It may seem like I’ve lost the plot here, or perhaps like I’m about to wander even farther off point, but this is in no way a digression. During the red-baiting heydays of the Cold War, leftists and human rights activists were targets of brutal assaults in every American client state under the banner of fighting communism. This held throughout Latin America, Africa, Asia and the Middle East. In some of these countries, like Saudi Arabia for example, these campaigns were so successful that to this day it’s difficult to find an opinion in the Kingdom of Saud that wouldn’t be at home on the 700 Club or at a John Birch Society meeting, given a few minor tweaks. That is not the case in Iran.
Left well enough alone, Iran would likely eventually return to the style of secular, open government that its citizens chose for themselves when the British left. The style of government that the United States took from them in a coup.
Does it take a foreign policy expert to piece all this together, look at the state of the region right now, and suggest that dropping a nuke on a city that’s iconic of Iranian national pride and one of the more secular segments of their society is just a bad idea every which way? Not that it would be any less immoral if a nuclear first strike was dropped on a largely Arabic or Armenian population; indeed, it would be just as reprehensible. What I’m saying is that it would be hard for a person to come up with a strategy that would better alienate the segment of Iranian society that westerners have the most in common with.
If the goal is in any far future time an Iran that the United States can negotiate with, this is a path that will push that date at least 80 years down the road. It is gross immorality, mass murder, with a heaping helping of stupidity to top it off. It would be the answer to the prayers of the ayatollahs, who would finally get to turn around to all the secularization activists and say, “See, we were right all along. They hate all of us and we will never be able to please them unless our entire nation serves at their command. They will not rest until they can steal our oil as they are stealing Iraqi oil.”

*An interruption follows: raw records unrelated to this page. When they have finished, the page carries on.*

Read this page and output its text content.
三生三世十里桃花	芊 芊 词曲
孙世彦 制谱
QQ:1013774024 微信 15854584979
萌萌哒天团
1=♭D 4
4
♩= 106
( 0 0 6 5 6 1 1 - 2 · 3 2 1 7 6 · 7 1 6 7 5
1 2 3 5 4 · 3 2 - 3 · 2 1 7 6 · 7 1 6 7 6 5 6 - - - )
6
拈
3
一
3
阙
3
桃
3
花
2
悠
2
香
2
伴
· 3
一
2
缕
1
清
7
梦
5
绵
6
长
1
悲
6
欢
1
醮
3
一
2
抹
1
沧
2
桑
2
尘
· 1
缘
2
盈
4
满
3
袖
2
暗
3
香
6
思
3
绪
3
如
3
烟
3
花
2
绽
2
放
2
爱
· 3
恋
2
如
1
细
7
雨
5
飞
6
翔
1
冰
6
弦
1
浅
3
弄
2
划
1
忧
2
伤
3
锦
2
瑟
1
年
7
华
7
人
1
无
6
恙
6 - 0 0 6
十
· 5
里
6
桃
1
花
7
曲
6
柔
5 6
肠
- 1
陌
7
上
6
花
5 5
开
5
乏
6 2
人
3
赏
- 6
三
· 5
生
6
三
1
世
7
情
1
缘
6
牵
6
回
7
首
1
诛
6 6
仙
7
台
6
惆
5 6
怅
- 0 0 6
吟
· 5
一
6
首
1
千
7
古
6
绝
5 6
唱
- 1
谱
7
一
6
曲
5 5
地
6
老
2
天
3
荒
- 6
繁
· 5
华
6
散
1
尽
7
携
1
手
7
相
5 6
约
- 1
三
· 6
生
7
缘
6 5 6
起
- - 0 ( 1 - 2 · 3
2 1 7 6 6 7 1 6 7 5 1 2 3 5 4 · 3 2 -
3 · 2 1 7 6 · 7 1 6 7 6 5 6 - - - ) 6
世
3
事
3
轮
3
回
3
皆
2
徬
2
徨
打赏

Yet not knowing the meaning of ‘enough,’ the Bush administration could have been planning its war with Iran perhaps as early as 2003 and has been violating their airspace since at least 2004 using spy drones and manned fighters. Upon entry into Iraq, US forces gave gave Geneva Convention protection to the Marxist-Islamist Mujahideen-e Khalq, a group on the State Department’s terrorist watch list, in their camp in Iraq and may have set them loose to start a bombing campaign inside Iran in 2005. This is the same MEK group that has made big news around these parts lately as new evidence has come out that they are currently gathering intelligence for the US inside Iran. Bush must think that if he’s got a bunch of cultish terrorists that turned against their country to fight for Saddam and the wishy-washy son of the late Shah on his side, that practically constitutes a referendum on the will of the Iranian people. After all, hasn’t Dubya proven that a dynasty and a handful of fanatics are all it takes to govern even America?
I’m sure they’ll welcome us with tulips and baklava.
Fortunately, even Sen. Richard Lugar (R-IN), chair of the Senate foreign relations committee, doesn’t seem so sure about that and is trying to tell the administration to cool it. Perhaps he’s been talking with the same generals who spoke to Seymour Hersh, the ones who are considering resigning, or perhaps sending a strongly worded policy statement, in opposition to a bombing campaign against Iran. They seem to know that in spite of all the hype, in spite of the petty tyrant at the helm, the Iranian government is still offering to negotiate and they can be reasoned with.